Hospital spokesman Pete Scovill said in an e-mail that Spencer is now Augusta’s acting associate chief of staff for education and affiliations and that Rose has moved to South Carolina to work at the Charleston VA Medical Center.
Scovill also said the Department of Veterans Affairs has temporarily reassigned Dr. Felipe Diaz, the former chief of staff at the Bath VA Medical Center in western New York, to replace Spencer and that Augusta’s assistant director, John Stenger, was promoted to serve in Rose’s place until permanent appointments are made for each position.
Scovill would not elaborate on why Spencer and Rose stepped down, but said their positions will be advertised and filled through the “appropriate hiring protocols for the Veterans Administration.”
Scovill said Diaz brings both “tremendous experience and a keen analytical approach” to an Augusta chief of staff position that’s under investigation by the House Committee on Veterans Affairs for failing to report scheduling problems in the hospital’s gastrointestinal program that led to three veterans dying and 4,500 others having endoscopies delayed in 2011 and 2012.
The committee began investigating the hospital’s director last September. It turned its attention to the last two chiefs of staff in January after Spencer, 55, told the board’s chairman during a congressional oversight visit that he had notified supervisors of issues about 10 years ago, but no actions were taken.
In light of the information, which was revealed in a letter sent this year to VA Secretary Eric Shinseki, Rep. Jeff Miller, R-Fla., requested a copy of e-mails and reposts Spencer kept to document the problems and all minutes from meetings dating back to 2006 involving him, Rose and former chief of staff, Dr. Luke Stapleton.

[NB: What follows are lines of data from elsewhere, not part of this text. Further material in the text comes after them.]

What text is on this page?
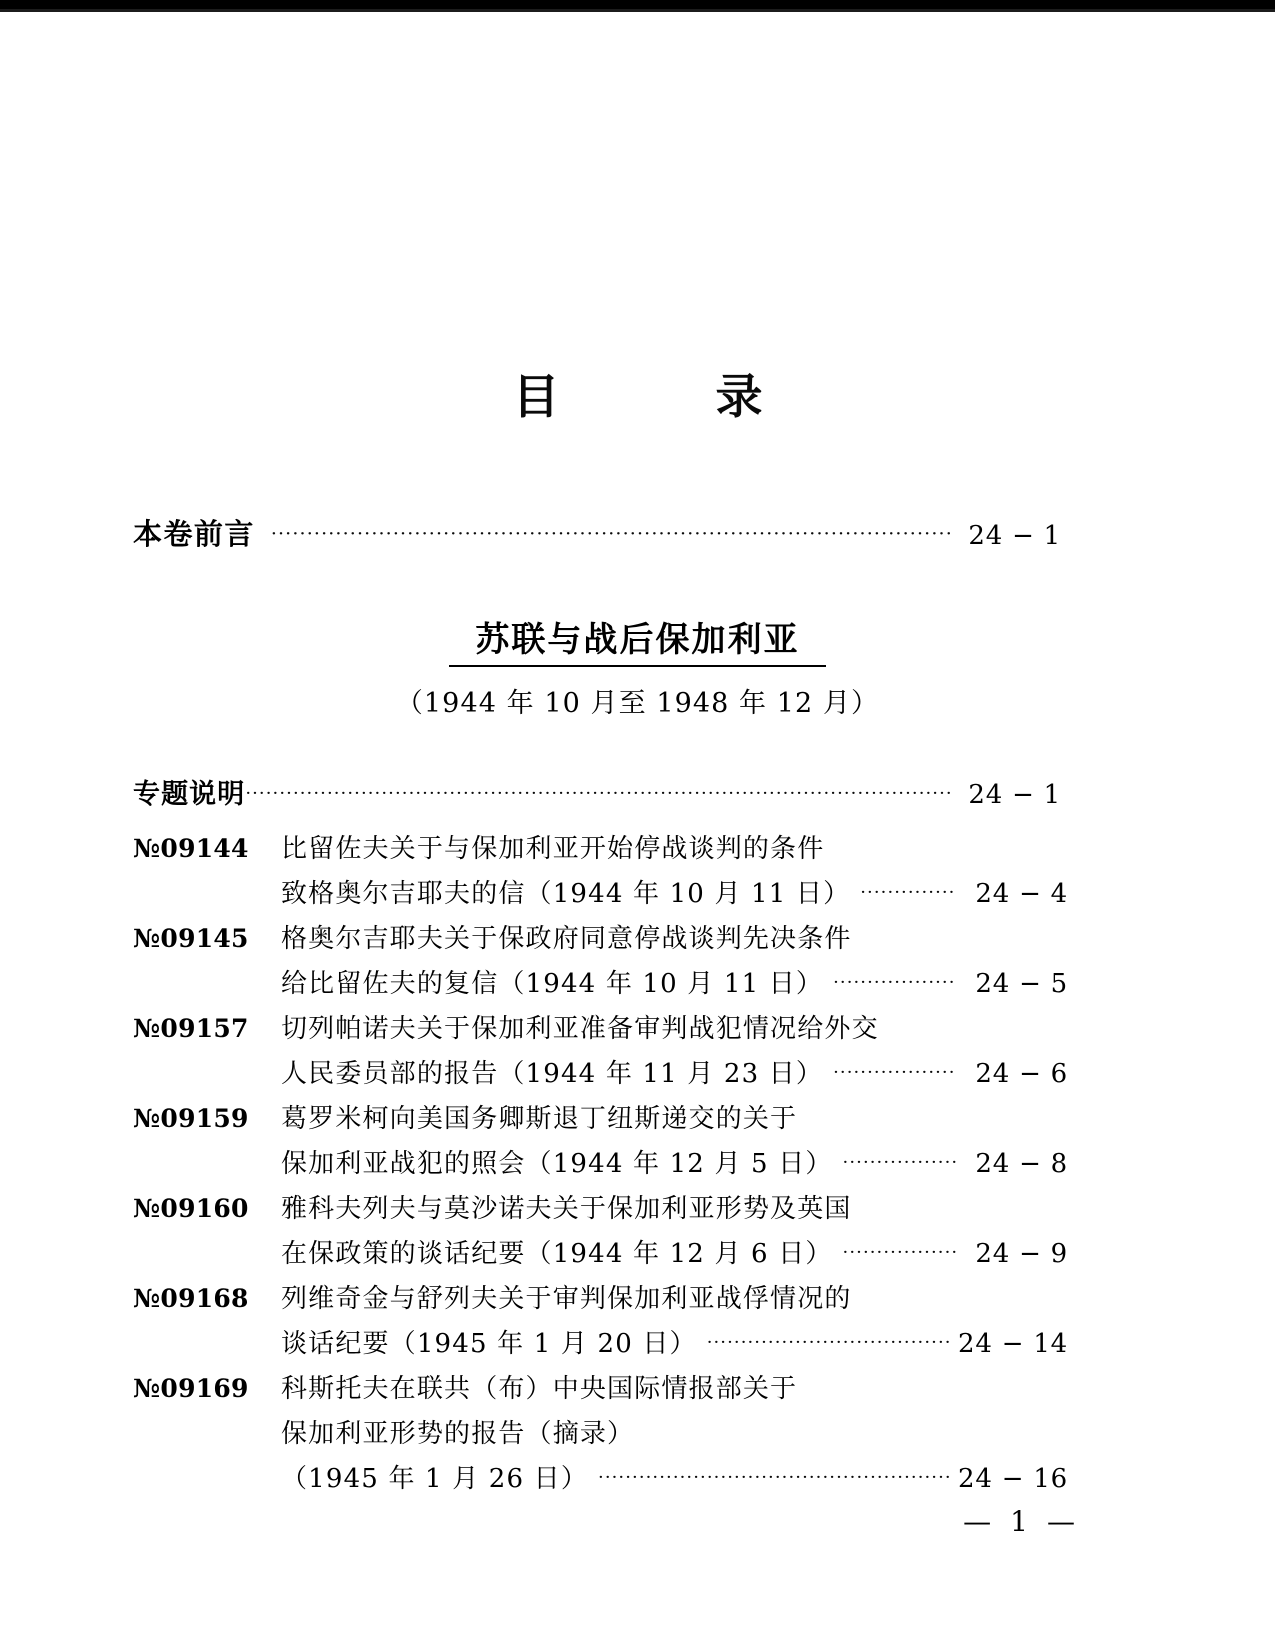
目　　录
本卷前言 ·····	24 − 1
苏联与战后保加利亚
（1944 年 10 月至 1948 年 12 月）
专题说明 ·····	24 − 1
№09144	比留佐夫关于与保加利亚开始停战谈判的条件
致格奥尔吉耶夫的信（1944 年 10 月 11 日） ·····	24 − 4
№09145	格奥尔吉耶夫关于保政府同意停战谈判先决条件
给比留佐夫的复信（1944 年 10 月 11 日） ·····	24 − 5
№09157	切列帕诺夫关于保加利亚准备审判战犯情况给外交
人民委员部的报告（1944 年 11 月 23 日） ·····	24 − 6
№09159	葛罗米柯向美国务卿斯退丁纽斯递交的关于
保加利亚战犯的照会（1944 年 12 月 5 日） ·····	24 − 8
№09160	雅科夫列夫与莫沙诺夫关于保加利亚形势及英国
在保政策的谈话纪要（1944 年 12 月 6 日） ·····	24 − 9
№09168	列维奇金与舒列夫关于审判保加利亚战俘情况的
谈话纪要（1945 年 1 月 20 日） ·····	24 − 14
№09169	科斯托夫在联共（布）中央国际情报部关于
保加利亚形势的报告（摘录）
（1945 年 1 月 26 日） ·····	24 − 16
— 1 —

Before becoming chief of staff in 2012, Spencer served as the head of primary care, the department in which the hospital’s delay of 5,100 gastrointestinal consultations reportedly began. He replaced Stapleton, 61, who after three years as chief of staff, voluntarily resigned from the position under threat of discipline in March 2013, but remains a paid employee at the medical center, earning $240,000 as the head physician of the hospital’s hematology and oncology section, according to VA records.
Rose, formerly of the VA medical center in Manchester, N.H., was named associate director in December 2010.

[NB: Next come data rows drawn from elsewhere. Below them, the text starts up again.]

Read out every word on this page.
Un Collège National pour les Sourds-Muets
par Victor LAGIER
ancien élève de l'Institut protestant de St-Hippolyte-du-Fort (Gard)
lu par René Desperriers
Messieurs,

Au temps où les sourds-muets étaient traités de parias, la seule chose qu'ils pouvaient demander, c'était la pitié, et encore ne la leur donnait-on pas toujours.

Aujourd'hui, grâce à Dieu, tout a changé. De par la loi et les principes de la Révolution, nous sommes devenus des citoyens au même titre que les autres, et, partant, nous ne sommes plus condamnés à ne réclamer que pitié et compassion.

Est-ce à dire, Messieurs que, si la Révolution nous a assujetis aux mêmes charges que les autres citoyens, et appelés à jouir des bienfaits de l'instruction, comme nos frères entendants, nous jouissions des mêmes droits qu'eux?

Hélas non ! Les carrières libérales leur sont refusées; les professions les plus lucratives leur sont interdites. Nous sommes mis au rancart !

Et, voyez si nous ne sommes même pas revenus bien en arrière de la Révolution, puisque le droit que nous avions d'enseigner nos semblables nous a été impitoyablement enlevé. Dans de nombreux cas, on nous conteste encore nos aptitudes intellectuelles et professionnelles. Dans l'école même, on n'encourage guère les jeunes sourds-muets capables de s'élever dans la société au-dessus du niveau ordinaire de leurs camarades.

Scovill said Diaz earned his medical degree from the New York Medical College in 1986 and his masters of science health administration in 2009 from Roberts Wesleyan College in Rochester, N.Y. Before joining the Bath VA Medical Center as chief of staff in December 2009, he was the chief medical officer at the Syracuse Community Health Center.
Diaz has served as the Associate Medical Director for Total Care, Inc., and as a hospitalist at Community General Hospital and St. Joseph’s Hospital in Syracuse, N.Y.
Stenger was appointed assistant medical center director at Charlie Norwood on July 29, 2012. Before that, he was director of the VA’s health care engineering program in Washington, DC.
Scovill said Stenger has more than a decade of field experience in engineering and facilities management, including at VA medical facilities in Miami, Tampa, Fla., Hines, Ill. and Hampton, Va.